Les Etats généraux de la santé ont réuni 150 participants (syndicats, associations, professionnels de la santé). Ils participent d’une dynamique plus large de débats publics sur ce thème. Bernard Teper est un expert du sujet, ses explications sont limpides.

Le constat

Le constat de départ : un trou de la Sécu, toutes branches confondues, de 10 à 15 milliards d’euros par an. Le déficit de la branche santé s’explique notamment par l’allongement de la durée de vie ainsi que par le développement de traitements technologiques et coûteux.


Actuellement, la façon de faire face à cette situation est toujours la même : c’est l’assuré qui paie (diminution des remboursements, augmentation des listes de médicaments non remboursés...). Ainsi les remboursements sont de plus en plus assurés par les assurances complémentaires et de moins en moins par la Sécu. Cette situation équivaut à une remise en question complète du principe de solidarité : chacun paie selon ses moyens et bénéficie selon ses besoins. Au contraire, notre système de soin devient de plus en plus inégalitaire :

Comment faire face ?

De fait, on assiste à une privatisation progressive de l’assurance-maladie, imposée à coup de matraquage idéologique : "la France n’a plus les moyens". Est-ce réellement le cas ?
Les richesses produite par le pays (mesurées par le PIB) augmentent et sont bien supérieures à ce qu’elles étaient il y a trente ans. Par quel miracle notre pays de plus en plus riche a-t-il de moins en moins de moyens ?

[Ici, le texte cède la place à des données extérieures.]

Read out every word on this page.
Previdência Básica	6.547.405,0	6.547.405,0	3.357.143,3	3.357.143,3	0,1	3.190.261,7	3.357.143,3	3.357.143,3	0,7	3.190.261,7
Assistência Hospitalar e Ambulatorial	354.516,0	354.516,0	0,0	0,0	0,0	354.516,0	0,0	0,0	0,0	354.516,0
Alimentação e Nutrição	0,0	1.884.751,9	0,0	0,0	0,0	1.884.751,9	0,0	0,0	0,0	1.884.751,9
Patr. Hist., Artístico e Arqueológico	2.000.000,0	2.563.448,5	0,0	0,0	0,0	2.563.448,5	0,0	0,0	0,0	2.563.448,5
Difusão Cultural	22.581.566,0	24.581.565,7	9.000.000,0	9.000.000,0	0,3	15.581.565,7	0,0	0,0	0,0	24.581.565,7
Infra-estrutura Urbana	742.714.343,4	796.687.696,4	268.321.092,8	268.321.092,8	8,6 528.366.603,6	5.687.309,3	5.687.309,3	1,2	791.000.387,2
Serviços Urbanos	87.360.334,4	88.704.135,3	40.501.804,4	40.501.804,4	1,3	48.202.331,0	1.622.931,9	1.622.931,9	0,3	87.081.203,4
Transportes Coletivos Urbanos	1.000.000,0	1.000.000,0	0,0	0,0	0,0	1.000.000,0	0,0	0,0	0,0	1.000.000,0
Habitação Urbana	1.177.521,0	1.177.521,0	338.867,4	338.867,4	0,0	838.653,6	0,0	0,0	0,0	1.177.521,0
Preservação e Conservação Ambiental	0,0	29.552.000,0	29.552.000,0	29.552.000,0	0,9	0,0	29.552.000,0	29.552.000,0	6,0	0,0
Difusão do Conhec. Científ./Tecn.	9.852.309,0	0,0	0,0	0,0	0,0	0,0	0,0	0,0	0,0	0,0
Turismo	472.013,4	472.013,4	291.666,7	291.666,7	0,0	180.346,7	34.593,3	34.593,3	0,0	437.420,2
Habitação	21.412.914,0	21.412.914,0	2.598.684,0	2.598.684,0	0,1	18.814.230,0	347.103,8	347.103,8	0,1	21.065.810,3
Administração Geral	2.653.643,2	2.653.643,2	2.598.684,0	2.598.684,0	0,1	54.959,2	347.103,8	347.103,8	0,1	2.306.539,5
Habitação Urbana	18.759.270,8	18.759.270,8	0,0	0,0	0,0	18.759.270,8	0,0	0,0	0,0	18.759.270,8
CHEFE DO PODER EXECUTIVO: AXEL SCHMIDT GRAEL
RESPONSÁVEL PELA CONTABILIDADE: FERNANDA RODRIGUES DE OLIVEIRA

Les richesses, générées par le travail des hommes, rémunèrent de plus en plus les revenus financiers et de moins en moins le travail. L’impression selon laquelle les revenus des entreprises sont de plus en plus captés par les actionnaires (sous forme de dividendes) et par les banquiers (sous forme d’intérêts) est largement confortée par les chiffres : ce n’est pas qu’une impression ! Ainsi, depuis vingt-cinq ans, 10% du PIB (environ 170 milliards d’euros par an) ne vont plus aux salaires mais aux profits. Les revenus des entreprises ne sont pas réinvestis, soit pour augmenter les salaires, soit pour développer les activités. Or les cotisations sociales sont bien sûr indexées sur les salaires.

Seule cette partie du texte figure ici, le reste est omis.